Last, Menton discusses the vaunted Massachusetts Institute of Technology and a 378-page, MIT-produced report called “The Future of Energy Storage.”
…I am not impressed. The Report is an exercise by genius would-be central planners concocting enormously complex models that just happen to come to the results that the authors are hoping for, while at the same time they avoid ever directly addressing the critical question, namely what is the plan to get through that worst case sun/wind drought. Implicit in every page of the Report is that it is an advocacy document for the proposition that the U.S. should embark full speed ahead on crash “net zero” plans for our multi-tens-of-trillions-of-dollars economy without ever doing any kind of demonstration project to show it can work on any scale no matter how small.
Notably, the document’s “Advisory Committee” page lists notorious lizard person John Podesta among a host of other important-sounding bigwigs. A strong indicator that the report itself is bullshit.
However, interestingly, the report concedes “that the only battery storage technology currently being deployed in large amounts in commercial applications — namely Lithium Ion — cannot provide backup for periods longer than about 12 hours…”
As a solution, the report recommends:
…the DOE should support research, development, and demonstration to advance alternative electrochemical storage technologies that rely on earth-abundant materials.
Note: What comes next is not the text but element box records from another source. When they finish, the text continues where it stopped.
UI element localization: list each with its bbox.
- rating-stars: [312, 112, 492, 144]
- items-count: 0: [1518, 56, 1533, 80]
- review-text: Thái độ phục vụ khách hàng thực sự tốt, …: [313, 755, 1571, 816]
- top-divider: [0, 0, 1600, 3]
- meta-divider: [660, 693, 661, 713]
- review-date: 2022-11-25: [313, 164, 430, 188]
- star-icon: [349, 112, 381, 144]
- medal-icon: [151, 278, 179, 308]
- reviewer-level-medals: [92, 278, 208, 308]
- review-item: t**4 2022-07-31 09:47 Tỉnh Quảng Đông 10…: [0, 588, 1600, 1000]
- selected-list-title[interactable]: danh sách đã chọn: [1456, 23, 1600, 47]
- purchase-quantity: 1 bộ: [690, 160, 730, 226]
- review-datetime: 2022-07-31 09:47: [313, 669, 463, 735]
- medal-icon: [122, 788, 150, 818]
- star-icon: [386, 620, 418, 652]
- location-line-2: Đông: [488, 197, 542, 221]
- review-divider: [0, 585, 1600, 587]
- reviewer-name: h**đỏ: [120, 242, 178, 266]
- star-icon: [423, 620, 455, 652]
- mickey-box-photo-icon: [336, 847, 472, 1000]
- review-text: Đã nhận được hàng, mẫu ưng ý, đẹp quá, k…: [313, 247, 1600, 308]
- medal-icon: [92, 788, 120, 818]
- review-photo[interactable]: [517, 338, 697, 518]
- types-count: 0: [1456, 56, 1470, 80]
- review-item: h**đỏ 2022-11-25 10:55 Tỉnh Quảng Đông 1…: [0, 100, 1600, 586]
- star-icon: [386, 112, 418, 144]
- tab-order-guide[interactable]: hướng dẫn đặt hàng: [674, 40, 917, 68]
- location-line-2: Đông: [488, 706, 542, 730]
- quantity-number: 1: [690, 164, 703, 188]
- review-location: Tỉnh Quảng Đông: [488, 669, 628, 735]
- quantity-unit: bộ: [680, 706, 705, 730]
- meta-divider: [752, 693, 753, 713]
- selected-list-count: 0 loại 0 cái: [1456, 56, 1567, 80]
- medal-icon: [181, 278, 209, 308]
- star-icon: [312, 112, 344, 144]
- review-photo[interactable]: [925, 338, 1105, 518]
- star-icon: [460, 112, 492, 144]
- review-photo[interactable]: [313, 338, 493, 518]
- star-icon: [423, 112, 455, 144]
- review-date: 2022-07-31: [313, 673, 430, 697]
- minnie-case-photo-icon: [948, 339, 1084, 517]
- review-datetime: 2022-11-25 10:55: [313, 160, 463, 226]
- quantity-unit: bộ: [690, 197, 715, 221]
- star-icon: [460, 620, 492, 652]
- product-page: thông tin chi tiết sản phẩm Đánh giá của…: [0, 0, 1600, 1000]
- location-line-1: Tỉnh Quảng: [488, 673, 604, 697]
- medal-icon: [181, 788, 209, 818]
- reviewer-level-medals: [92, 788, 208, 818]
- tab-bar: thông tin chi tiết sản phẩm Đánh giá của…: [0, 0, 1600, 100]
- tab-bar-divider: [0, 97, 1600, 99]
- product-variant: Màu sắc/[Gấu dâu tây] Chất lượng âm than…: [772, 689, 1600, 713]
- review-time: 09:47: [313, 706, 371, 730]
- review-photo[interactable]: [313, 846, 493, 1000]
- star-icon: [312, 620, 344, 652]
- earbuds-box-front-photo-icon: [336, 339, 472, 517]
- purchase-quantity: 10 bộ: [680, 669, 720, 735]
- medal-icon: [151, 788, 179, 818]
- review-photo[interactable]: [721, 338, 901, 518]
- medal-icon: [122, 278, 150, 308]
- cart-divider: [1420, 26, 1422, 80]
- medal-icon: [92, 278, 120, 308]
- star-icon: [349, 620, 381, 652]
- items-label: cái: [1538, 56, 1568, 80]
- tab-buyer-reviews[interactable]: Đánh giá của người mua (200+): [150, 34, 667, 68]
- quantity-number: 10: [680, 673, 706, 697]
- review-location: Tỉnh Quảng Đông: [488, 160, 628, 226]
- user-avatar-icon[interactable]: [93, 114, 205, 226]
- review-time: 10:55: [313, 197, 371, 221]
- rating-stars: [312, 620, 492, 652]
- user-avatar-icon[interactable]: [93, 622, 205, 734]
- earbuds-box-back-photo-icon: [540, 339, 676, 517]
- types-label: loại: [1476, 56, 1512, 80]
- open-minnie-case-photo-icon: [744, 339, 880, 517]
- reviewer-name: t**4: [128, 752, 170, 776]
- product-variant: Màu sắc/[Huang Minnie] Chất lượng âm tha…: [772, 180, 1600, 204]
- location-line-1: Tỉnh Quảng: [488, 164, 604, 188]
Cost, lifetime, and manufacturing scale requirements for long-duration energy storage favor the exploration of novel electro-chemical technologies, such as redox-flow and metal-air batteries that use inexpensive charge-storage materials and battery designs that are better suited for long-duration applications.
Stated differently, MIT recommends the development of a technology that does not exist for key use in a complex remake of our entire energy system. The same old song, apparently.
I like Menton, he’s great at pointing out the most absurd elements of a fully wind/solar/storage electric system. He’s got some cranky Boomer qualities that will not endear him to proponents of a wind/solar/storage system.
But I’d also be interested in hearing the perspective of someone who is bullish on this system. A true believer. I would gladly publish a screed by anyone who fits this description.
In the meantime, I tip my hat to the obscure retirees and armchair analysts cited by Menton, who seem to be doing much better work than the credentialed technocrats who create net-zero emissions roadmaps.